Sunday, 30 October 1864: A cold Autumn day – Mary is staying with Lucy Bowditch[18] at Jamaica Plain. Frank & I went to church, and heard a well-written & earnest discourse from Mr. Foote on the negative piety, the formalism & indifference of the present day. His sermons are not strong assuredly, but earnest refined & poetical and show the result of much painstaking.

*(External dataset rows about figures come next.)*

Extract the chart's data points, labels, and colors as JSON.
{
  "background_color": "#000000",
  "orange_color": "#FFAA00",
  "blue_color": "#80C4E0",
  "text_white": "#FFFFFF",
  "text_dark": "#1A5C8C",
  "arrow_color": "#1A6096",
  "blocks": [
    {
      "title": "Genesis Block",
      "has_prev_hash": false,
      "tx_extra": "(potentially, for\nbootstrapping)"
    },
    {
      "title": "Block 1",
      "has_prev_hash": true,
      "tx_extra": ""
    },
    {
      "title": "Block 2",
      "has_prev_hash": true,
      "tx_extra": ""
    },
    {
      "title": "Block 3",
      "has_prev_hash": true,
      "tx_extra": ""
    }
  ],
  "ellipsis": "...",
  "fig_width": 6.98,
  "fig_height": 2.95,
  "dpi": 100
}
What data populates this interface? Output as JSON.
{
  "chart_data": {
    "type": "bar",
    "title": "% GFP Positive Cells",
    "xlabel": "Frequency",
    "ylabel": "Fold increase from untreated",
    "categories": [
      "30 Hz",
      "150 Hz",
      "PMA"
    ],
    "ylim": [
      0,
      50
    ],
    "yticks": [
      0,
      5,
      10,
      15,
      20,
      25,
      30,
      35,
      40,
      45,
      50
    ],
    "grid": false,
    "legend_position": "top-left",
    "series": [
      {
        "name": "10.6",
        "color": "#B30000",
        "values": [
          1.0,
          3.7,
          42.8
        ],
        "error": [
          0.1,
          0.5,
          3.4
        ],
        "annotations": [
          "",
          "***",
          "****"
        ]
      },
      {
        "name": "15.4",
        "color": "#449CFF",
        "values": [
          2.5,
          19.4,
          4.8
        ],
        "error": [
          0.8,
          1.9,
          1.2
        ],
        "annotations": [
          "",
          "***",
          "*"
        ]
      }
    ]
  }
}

He thought if we would carry into our religious life and thought, the same measure of zeal for duty, faith in the highest ideal of right & truth, which led such men as Charles R. Lowell to the martyr’s death for Country and Rights sake, amidst the roar of artillery & the rush of charging squadrons, we should find therein a blessed regeneration of saving beliefs and Christian love. Col. Lowell was buried with the honours due to a Brig. Gen., [his] commission having been made out before his death. The services were held in the Chapel of Harvard College and were very impressive.

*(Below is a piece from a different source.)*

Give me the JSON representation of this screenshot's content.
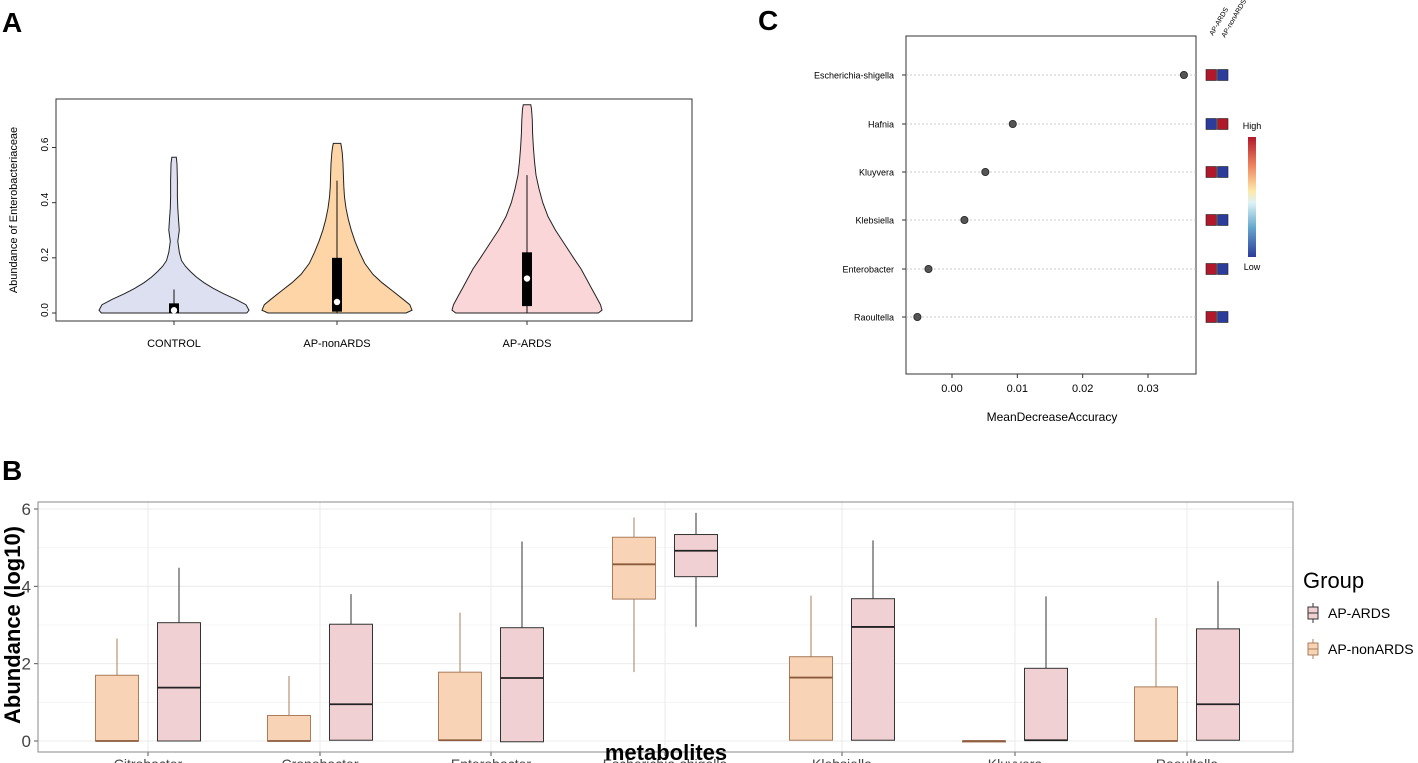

But oh, how our country is to suffer for years yet to come, for want of these very men now falling so thickly round us, in the very prime and flush of their rich & noble early manhood. This is the true wealth which we are losing. The men who should have been for 40 or 50 years to come the leading minds of their day and generation – men whose practical ability, whose fidelity to duty, grasp of thought, refinement of taste, and breadth of culture would have been a bright and an ennobling influence on all within their sphere.
Continued here.
Notes
[1] Hedwiga Regina Shober (1818–1885) was married to Dr. Francis Henry Gray 1844–80. Entries from the Hedwiga Regina Shober Gray diary, R. Stanton Avery Special Collections.
[2] The Rev. Henry Wilder Foote (1838–1889).

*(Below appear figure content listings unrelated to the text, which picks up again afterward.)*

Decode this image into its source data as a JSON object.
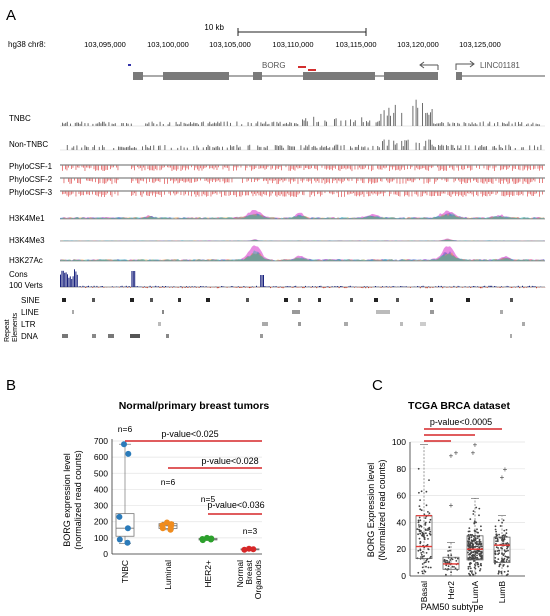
{
  "panel_a": {
    "label": "A",
    "scale_bar_label": "10 kb",
    "assembly_label": "hg38 chr8:",
    "coord_ticks": [
      "103,095,000",
      "103,100,000",
      "103,105,000",
      "103,110,000",
      "103,115,000",
      "103,120,000",
      "103,125,000"
    ],
    "gene_borg": "BORG",
    "gene_linc": "LINC01181",
    "track_labels": [
      "TNBC",
      "Non-TNBC",
      "PhyloCSF-1",
      "PhyloCSF-2",
      "PhyloCSF-3",
      "H3K4Me1",
      "H3K4Me3",
      "H3K27Ac"
    ],
    "cons_label_1": "Cons",
    "cons_label_2": "100 Verts",
    "repeat_labels": [
      "SINE",
      "LINE",
      "LTR",
      "DNA"
    ],
    "repeat_group_1": "Repeat",
    "repeat_group_2": "Elements",
    "colors": {
      "coverage": "#6d6d6d",
      "phylo": "#e57373",
      "histone_pink": "#e066d8",
      "histone_purple": "#6b40b8",
      "cons": "#1a237e"
    }
  },
  "panel_b": {
    "label": "B",
    "chart_data": {
      "type": "box",
      "title": "Normal/primary breast tumors",
      "ylabel_line1": "BORG expression level",
      "ylabel_line2": "(normalized read counts)",
      "ylim": [
        0,
        700
      ],
      "yticks": [
        "0",
        "100",
        "200",
        "300",
        "400",
        "500",
        "600",
        "700"
      ],
      "categories": [
        "TNBC",
        "Luminal",
        "HER2+",
        "Normal Breast Organoids"
      ],
      "n_labels": [
        "n=6",
        "n=6",
        "n=5",
        "n=3"
      ],
      "series": [
        {
          "values": [
            680,
            620,
            230,
            160,
            90,
            70
          ],
          "q1": 110,
          "median": 160,
          "q3": 250,
          "whisker_low": 65,
          "whisker_high": 680
        },
        {
          "values": [
            195,
            185,
            178,
            170,
            160,
            150
          ],
          "q1": 158,
          "median": 175,
          "q3": 188,
          "whisker_low": 150,
          "whisker_high": 197
        },
        {
          "values": [
            100,
            96,
            93,
            90,
            86
          ],
          "q1": 87,
          "median": 92,
          "q3": 97,
          "whisker_low": 84,
          "whisker_high": 100
        },
        {
          "values": [
            33,
            30,
            26
          ],
          "q1": 26,
          "median": 29,
          "q3": 32,
          "whisker_low": 25,
          "whisker_high": 34
        }
      ],
      "annotations": [
        "p-value<0.025",
        "p-value<0.028",
        "p-value<0.036"
      ],
      "point_colors": [
        "#2b7bba",
        "#f08c1e",
        "#2ca02c",
        "#d62728"
      ]
    }
  },
  "panel_c": {
    "label": "C",
    "chart_data": {
      "type": "box",
      "title": "TCGA BRCA dataset",
      "ylabel_line1": "BORG Expression level",
      "ylabel_line2": "(Normalized read counts)",
      "xlabel": "PAM50 subtype",
      "ylim": [
        0,
        100
      ],
      "yticks": [
        "0",
        "20",
        "40",
        "60",
        "80",
        "100"
      ],
      "categories": [
        "Basal",
        "Her2",
        "LumA",
        "LumB"
      ],
      "series": [
        {
          "q1": 13,
          "median": 22,
          "q3": 45,
          "whisker_low": 1,
          "whisker_high": 98
        },
        {
          "q1": 5,
          "median": 9,
          "q3": 14,
          "whisker_low": 0,
          "whisker_high": 25
        },
        {
          "q1": 12,
          "median": 20,
          "q3": 30,
          "whisker_low": 0,
          "whisker_high": 58
        },
        {
          "q1": 10,
          "median": 23,
          "q3": 29,
          "whisker_low": 0,
          "whisker_high": 45
        }
      ],
      "annotations": [
        "p-value<0.0005"
      ]
    }
  }
}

[3] The diarist’s elder children Mary Clay Gray (1848–1923) and Francis Calley Gray (1846–1904).
[4] Mrs. Gray’s younger children Samuel Shober Gray (1849–1926), Reginald Gray (1853–1904), and Morris Gray (1856–1931).
[5] John Bedford Shober of Philadelphia (b. 1814) died 27 November.
[6] Between the diarist’s unmarried sisters and their younger brother.
[7] Susanna Budd Shober (1823–1898?), a source of concern for her siblings; she was married to Dr. John Davies of Fayal in the Azores 1867–81.
[8] Mary Morris Shober (1816–1873).
[9] Major General (later General of the Army) Philip Henry Sheridan (1831–1888).
[10] Colonel George Duncan Wells (1826–1864) died on 13 October.
[11] Colonel Charles Russell Lowell Jr. (1835–1864) died on 20 October.
[12] Josephine Shaw (1843–1905) had married Colonel Lowell in October 1863.
[13] Anna Cabot Jackson (1811–1874) was married to Charles Russell Lowell 1832–70.
[14] Lieut. James Jackson Lowell (1837–1862).
[15] The original line reads Italy.
[16] The opening lines of Mother and Poet (1861) by Elizabeth Barrett Browning (1806–1861).
[17] Fidelio (1814) by Ludwig van Beethoven (1770–1827).
[18] Lucy Bowditch (1850–1918), who married Richard Stone in 1875.
“Lieut. James Jackson Lowell (1837–1862)” – Scott is there a connection here to your Jackson line?
Scott Steward, do you connect with Lt. William Steward b. 1691 Linithgow, W. Lothian, Scotland, m. Sarah Church? If so, do you have anything beyond William. I have son, Oliver Cromwell Steward, b. Stonington, CT m. Rebecca Pendleton b. Westerly, RI–both d. Clarendon, VT.